Централизованная государственная власть год от года делалась всё более неколебимой. По-видимому, произвела на него впечатление и приспособляемость капиталистических структур. Изначальное суждение Сталина оказалось верным.

Суждение это /или точнее - это интуитивное провидение/ наделяло Сталина целеустремлённостью и силой... Страну предстояло силой втащить в современное индустриальное государство за половину жизни поколения, иначе она отстала бы безнадёжно. Что бы Сталин ни натворил, в этом он был явно прав.

Решения абсолютные не принимались им до тех пор, пока не была выиграна битва за власть. Начать с того, что почти всё время, пока был жив Ленин, Сталин действовал осторожно. Тихой сапой он прибрал к рукам аппарат партии, пока другие либо не замечали, что он творил, либо считали это рутинной организационной работой, к какой он был пригоден. Сталин понимал больше. Он завладел партийной кадровой машиной, ибо сознавал: тот, кто управляет кадрами, управляет львиной долей государственных структур. Назначения, продвижения, смещения, понижения - тому, на чьём столе собраны все эти личные дела, и принадлежит реальная власть...

Припоминаю, как-то раз в конце 40-х годов мне довелось позвонить приятелю-чиновнику /с тех пор он сам стал важной персоной/ по поводу назначения, которое касалось нас обоих. Я упомянул Казначейство. Голос приятеля в телефонной трубке упал до почтительного шепота: "Они знают об этом ужасно много". Что ж, Сталин знал ужасно много о подающих надежды назначенцах в коммунистической партии". /Чарльз П. Сноу/

"Не теряя времени, он приступил (в какой-то мере был вынужден к тому, ибо ход подобных процессов неумолим и неизбежен, тут одна из причин, почему его враги оказались столь слабы) к величайшей из промышленных революций. "Социализм в одной стране" должен был заработать. России

в десятилетия предстояло сделать примерно то же, на что у Англии ушло 200 лет. Это означало: всё шло в тяжёлую промышленность, примитивного накопления капитала хватало рабочим лишь на чуть большее, чем средства пропитания. Это означало необходимое усилие, никогда ни одной страной не предпринимавшееся. Смертельный рывок! - и всё же тут Сталин был совершенно прав. Даже сейчас, в 60-е годы, рядом с техникой, не уступающей самой передовой в мире, различимы следы первобытного мрака, из которого приходилось вырывать страну.

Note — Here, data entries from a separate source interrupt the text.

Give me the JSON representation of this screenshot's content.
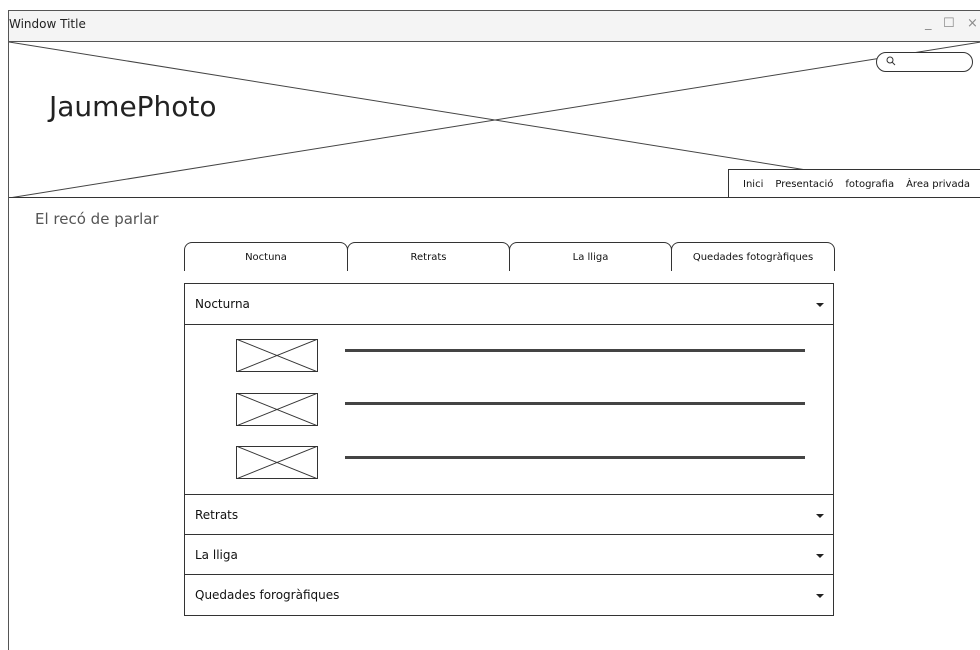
{
  "window": {
    "title": "Window Title",
    "controls": {
      "minimize": "_",
      "maximize": "☐",
      "close": "×"
    }
  },
  "header": {
    "site_title": "JaumePhoto",
    "search": {
      "icon": "search-icon",
      "placeholder": ""
    }
  },
  "nav": {
    "items": [
      "Inici",
      "Presentació",
      "fotografia",
      "Àrea privada"
    ]
  },
  "section": {
    "title": "El recó de parlar"
  },
  "tabs": [
    "Noctuna",
    "Retrats",
    "La lliga",
    "Quedades fotogràfiques"
  ],
  "accordion": [
    {
      "label": "Nocturna",
      "expanded": true
    },
    {
      "label": "Retrats",
      "expanded": false
    },
    {
      "label": "La lliga",
      "expanded": false
    },
    {
      "label": "Quedades forogràfiques",
      "expanded": false
    }
  ]
}
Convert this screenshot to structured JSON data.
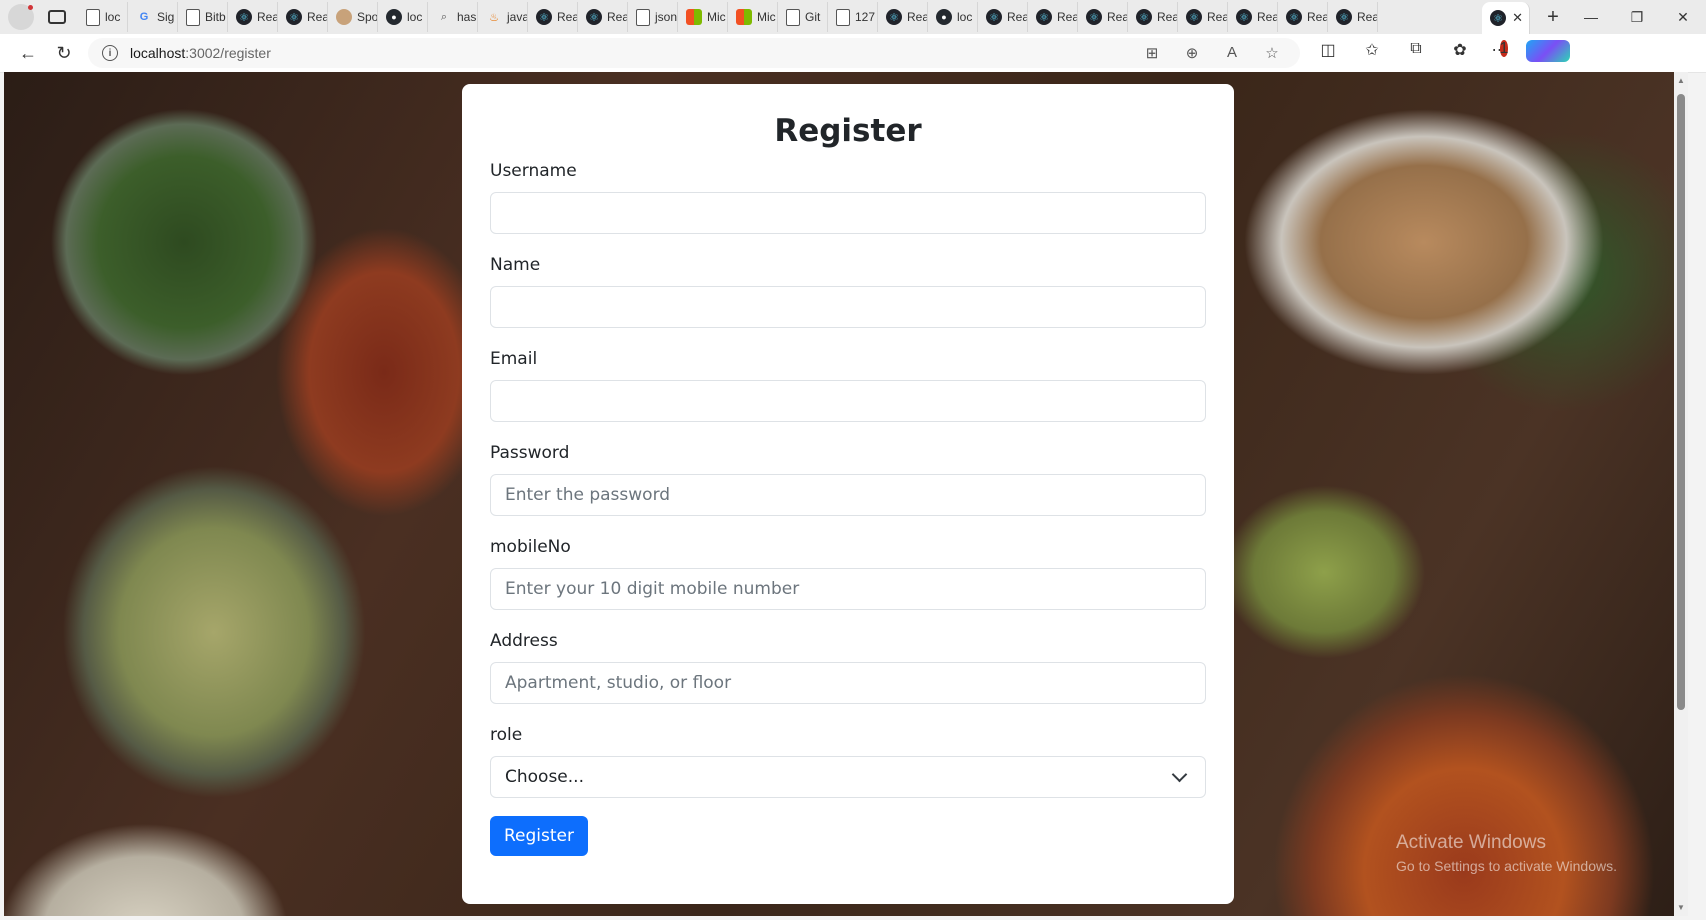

Сталинский реализм был жесток и лишён иллюзий. После первых двух лет индустриализации, отвечая на мольбы попридержать движение, выдержать которое страна больше не в силах, Сталин заявил:

"Задержать темпы - это значит отстать. А отсталых бьют. Но мы не хотим оказаться битыми. Нет, не хотим! Старую Россию... непрерывно били за отсталость. Били монгольские ханы. Били турецкие беки. Били шведские феодалы или польско-литовские паны. Били англо-французские капиталисты. Били японские бароны. Били все - за отсталость. За отсталость военную, за отсталость культурную, за отсталость государственную, за отсталость промышленную, за отсталость сельскохозяйственную. Били потому, что это было доходно и сходило безнаказанно. Помните слова дореволюционного поэта: "Ты и убогая, ты и обильная, ты и могучая, ты и бессильная, матушка Русь".

...Мы отстали от передовых стран на 50 - 100 лет. Мы должны пробежать это расстояние в десять лет. Либо мы сделаем это, либо нас сомнут".

Доныне на это никому из умеренно беспристрастных людей возразить нечего. Индустриализация сама по себе означала лишения, страдания, но не массовые ужасы. Коллективизация сельского хозяйства дала куда более горькие плоды. Осуществление грандиозной индустриализации требовало

больше продуктов для городов и меньше работающих на земле. Крестьянское хозяйство для того не подходило...

В Советском Союзе оба процесса приходилось осуществлять в одни и те же месяцы, в те же самые два-три года. С чудовищными человеческими потерями. Целый класс богатых крестьян /кулаков, то есть фермеров, использовавших наёмных рабочих/ был стёрт с лица земли... Трудно не признать: некий вид коллективизации, действительно, диктовался ходом событий. Старое российское крестьянское сельское хозяйство, по западным меркам, пребывало в средневековье.

Так что провести в ней с совершеннейшим мастерством и человечностью коллективизацию было бы непросто. На деле же её провели из рук вон плохо, хуже некуда, и современная Россия по сей день расплачивается за это.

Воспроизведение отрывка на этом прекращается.